The EU has "lost contact with the people" and needs to change, Conte had said in his speech to an ften hostile audience in Strasbourg.

Conte called for a less austere European Union more in tune with popular demands for economic growth.

He was speaking to the European Parliament in Strasbourg as part of a debate on the future of the Union.

But the Italian PM faced a barrage of criticism from MEPs over his government's conduct after his keynote speech, with one calling him a “puppet” of the two ruling populist parties.

Conte's speech mixed pro-bloc rhetoric with some criticism as he faced an often hostile audience at the European Parliament in Strasbourg.

"The European project seems to have lost some of its momentum," said Conte, who heads a populist coalition government, regretting what he perceived as passivity in the face of economic crisis.

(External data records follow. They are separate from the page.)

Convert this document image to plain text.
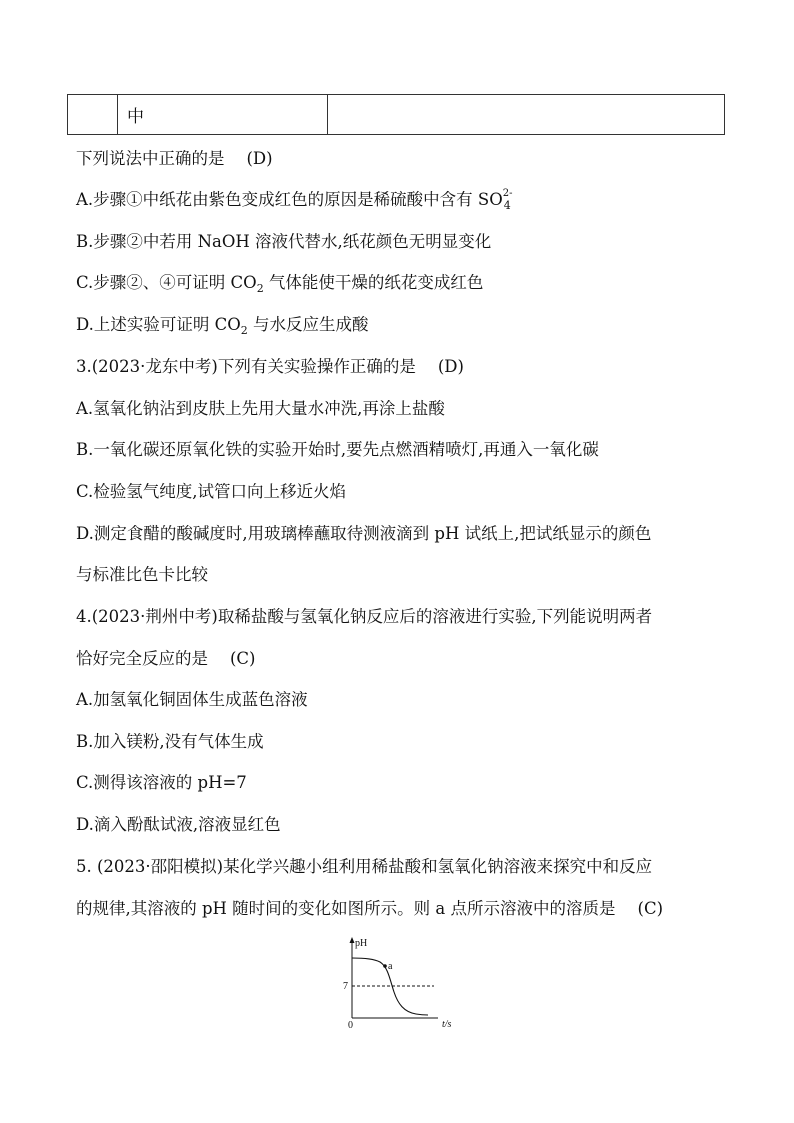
	中	
下列说法中正确的是 (D)
A.步骤①中纸花由紫色变成红色的原因是稀硫酸中含有 SO 2-
4
B.步骤②中若用 NaOH 溶液代替水,纸花颜色无明显变化
C.步骤②、④可证明 $CO_2$ 气体能使干燥的纸花变成红色
D.上述实验可证明 $CO_2$ 与水反应生成酸
3.(2023·龙东中考)下列有关实验操作正确的是 (D)
A.氢氧化钠沾到皮肤上先用大量水冲洗,再涂上盐酸
B.一氧化碳还原氧化铁的实验开始时,要先点燃酒精喷灯,再通入一氧化碳
C.检验氢气纯度,试管口向上移近火焰
D.测定食醋的酸碱度时,用玻璃棒蘸取待测液滴到 pH 试纸上,把试纸显示的颜色
与标准比色卡比较
4.(2023·荆州中考)取稀盐酸与氢氧化钠反应后的溶液进行实验,下列能说明两者
恰好完全反应的是 (C)
A.加氢氧化铜固体生成蓝色溶液
B.加入镁粉,没有气体生成
C.测得该溶液的 pH=7
D.滴入酚酞试液,溶液显红色
5. (2023·邵阳模拟)某化学兴趣小组利用稀盐酸和氢氧化钠溶液来探究中和反应
的规律,其溶液的 pH 随时间的变化如图所示。则 a 点所示溶液中的溶质是 (C)
pH
t/s
0
7
a
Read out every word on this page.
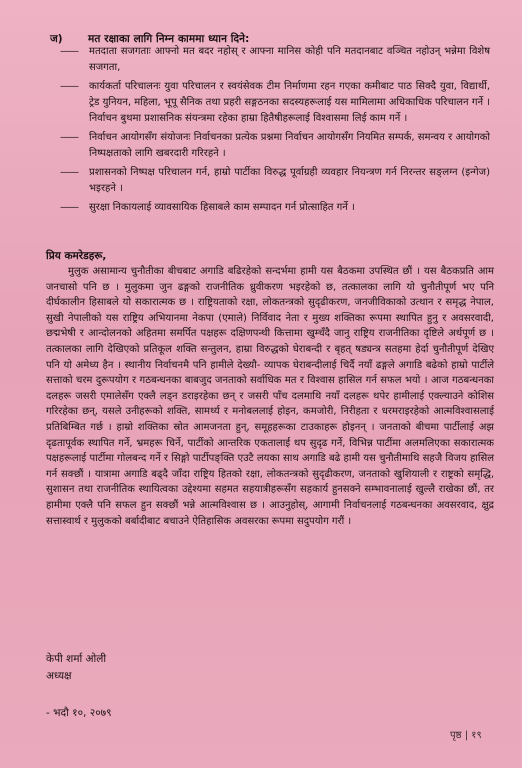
ज) मत रक्षाका लागि निम्न काममा ध्यान दिने:
——	मतदाता सजगताः आफ्नो मत बदर नहोस् र आफ्ना मानिस कोही पनि मतदानबाट वञ्चित नहोउन् भन्नेमा विशेष सजगता,

——	कार्यकर्ता परिचालनः युवा परिचालन र स्वयंसेवक टीम निर्माणमा रहन गएका कमीबाट पाठ सिक्दै युवा, विद्यार्थी, ट्रेड युनियन, महिला, भूपू सैनिक तथा प्रहरी सङ्गठनका सदस्यहरूलाई यस मामिलामा अधिकाधिक परिचालन गर्ने । निर्वाचन बुथमा प्रशासनिक संयन्त्रमा रहेका हाम्रा हितैषीहरूलाई विश्वासमा लिई काम गर्ने ।

——	निर्वाचन आयोगसँग संयोजनः निर्वाचनका प्रत्येक प्रश्नमा निर्वाचन आयोगसँग नियमित सम्पर्क, समन्वय र आयोगको निष्पक्षताको लागि खबरदारी गरिरहने ।

——	प्रशासनको निष्पक्ष परिचालन गर्न, हाम्रो पार्टीका विरुद्ध पूर्वाग्रही व्यवहार नियन्त्रण गर्न निरन्तर सङ्लग्न (इन्गेज) भइरहने ।

——	सुरक्षा निकायलाई व्यावसायिक हिसाबले काम सम्पादन गर्न प्रोत्साहित गर्ने ।

प्रिय कमरेडहरू,
मुलुक असामान्य चुनौतीका बीचबाट अगाडि बढिरहेको सन्दर्भमा हामी यस बैठकमा उपस्थित छौं । यस बैठकप्रति आम जनचासो पनि छ । मुलुकमा जुन ढङ्गको राजनीतिक ध्रुवीकरण भइरहेको छ, तत्कालका लागि यो चुनौतीपूर्ण भए पनि दीर्घकालीन हिसाबले यो सकारात्मक छ । राष्ट्रियताको रक्षा, लोकतन्त्रको सुदृढीकरण, जनजीविकाको उत्थान र समृद्ध नेपाल, सुखी नेपालीको यस राष्ट्रिय अभियानमा नेकपा (एमाले) निर्विवाद नेता र मुख्य शक्तिका रूपमा स्थापित हुनु र अवसरवादी, छद्मभेषी र आन्दोलनको अहितमा समर्पित पक्षहरू दक्षिणपन्थी कित्तामा खुम्चँदै जानु राष्ट्रिय राजनीतिका दृष्टिले अर्थपूर्ण छ । तत्कालका लागि देखिएको प्रतिकूल शक्ति सन्तुलन, हाम्रा विरुद्धको घेराबन्दी र बृहत् षड्यन्त्र सतहमा हेर्दा चुनौतीपूर्ण देखिए पनि यो अमेध्य हैन । स्थानीय निर्वाचनमै पनि हामीले देख्यौ- व्यापक घेराबन्दीलाई चिर्दै नयाँ ढङ्गले अगाडि बढेको हाम्रो पार्टीले सत्ताको चरम दुरूपयोग र गठबन्धनका बाबजुद जनताको सर्वाधिक मत र विश्वास हासिल गर्न सफल भयो । आज गठबन्धनका दलहरू जसरी एमालेसँग एक्लै लड्न डराइरहेका छन् र जसरी पाँच दलमाथि नयाँ दलहरू थपेर हामीलाई एक्ल्याउने कोशिस गरिरहेका छन्, यसले उनीहरूको शक्ति, सामर्थ्य र मनोबललाई होइन, कमजोरी, निरीहता र धरमराइरहेको आत्मविश्वासलाई प्रतिबिम्बित गर्छ । हाम्रो शक्तिका स्रोत आमजनता हुन्, समूहहरूका टाउकाहरू होइनन् । जनताको बीचमा पार्टीलाई अझ दृढतापूर्वक स्थापित गर्ने, भ्रमहरू चिर्ने, पार्टीको आन्तरिक एकतालाई थप सुदृढ गर्ने, विभिन्न पार्टीमा अलमलिएका सकारात्मक पक्षहरूलाई पार्टीमा गोलबन्द गर्ने र सिङ्गो पार्टीपङ्क्ति एउटै लयका साथ अगाडि बढे हामी यस चुनौतीमाथि सहजै विजय हासिल गर्न सक्छौं । यात्रामा अगाडि बढ्दै जाँदा राष्ट्रिय हितको रक्षा, लोकतन्त्रको सुदृढीकरण, जनताको खुशियाली र राष्ट्रको समृद्धि, सुशासन तथा राजनीतिक स्थायित्वका उद्देश्यमा सहमत सहयात्रीहरूसँग सहकार्य हुनसक्ने सम्भावनालाई खुल्लै राखेका छौं, तर हामीमा एक्लै पनि सफल हुन सक्छौं भन्ने आत्मविश्वास छ । आउनुहोस्, आगामी निर्वाचनलाई गठबन्धनका अवसरवाद, क्षुद्र सत्तास्वार्थ र मुलुकको बर्बादीबाट बचाउने ऐतिहासिक अवसरका रूपमा सदुपयोग गरौं ।
केपी शर्मा ओली
अध्यक्ष
- भदौ १०, २०७९
पृष्ठ | १९
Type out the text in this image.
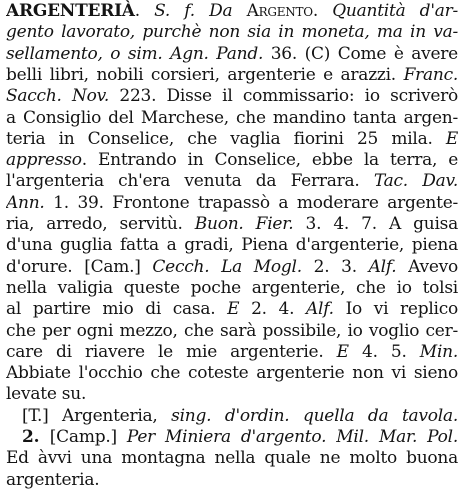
ARGENTERIÀ. S. f. Da Argento. Quantità d'ar-
gento lavorato, purchè non sia in moneta, ma in va-
sellamento, o sim. Agn. Pand. 36. (C) Come è avere
belli libri, nobili corsieri, argenterie e arazzi. Franc.
Sacch. Nov. 223. Disse il commissario: io scriverò
a Consiglio del Marchese, che mandino tanta argen-
teria in Conselice, che vaglia fiorini 25 mila. E
appresso. Entrando in Conselice, ebbe la terra, e
l'argenteria ch'era venuta da Ferrara. Tac. Dav.
Ann. 1. 39. Frontone trapassò a moderare argente-
ria, arredo, servitù. Buon. Fier. 3. 4. 7. A guisa
d'una guglia fatta a gradi, Piena d'argenterie, piena
d'orure. [Cam.] Cecch. La Mogl. 2. 3. Alf. Avevo
nella valigia queste poche argenterie, che io tolsi
al partire mio di casa. E 2. 4. Alf. Io vi replico
che per ogni mezzo, che sarà possibile, io voglio cer-
care di riavere le mie argenterie. E 4. 5. Min.
Abbiate l'occhio che coteste argenterie non vi sieno
levate su.
[T.] Argenteria, sing. d'ordin. quella da tavola.
2. [Camp.] Per Miniera d'argento. Mil. Mar. Pol.
Ed àvvi una montagna nella quale ne molto buona
argenteria.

"Politics, if it is only at the service of the economy, misses its mark," the Italian head of government said in charging that the EU had "lost contact with the people" and was "incapable of understanding (their) true needs."

He urged European lawmakers to show a united front on migration, with the issue set to dominate the run-up to European elections in May.

"We cannot go on" dealing with migrant flows via a series of emergency measures, Conte insisted.

He said the bloc required instead "a structural approach for a stable and efficient solution," including a mechanism forcing EU states to share out the burden.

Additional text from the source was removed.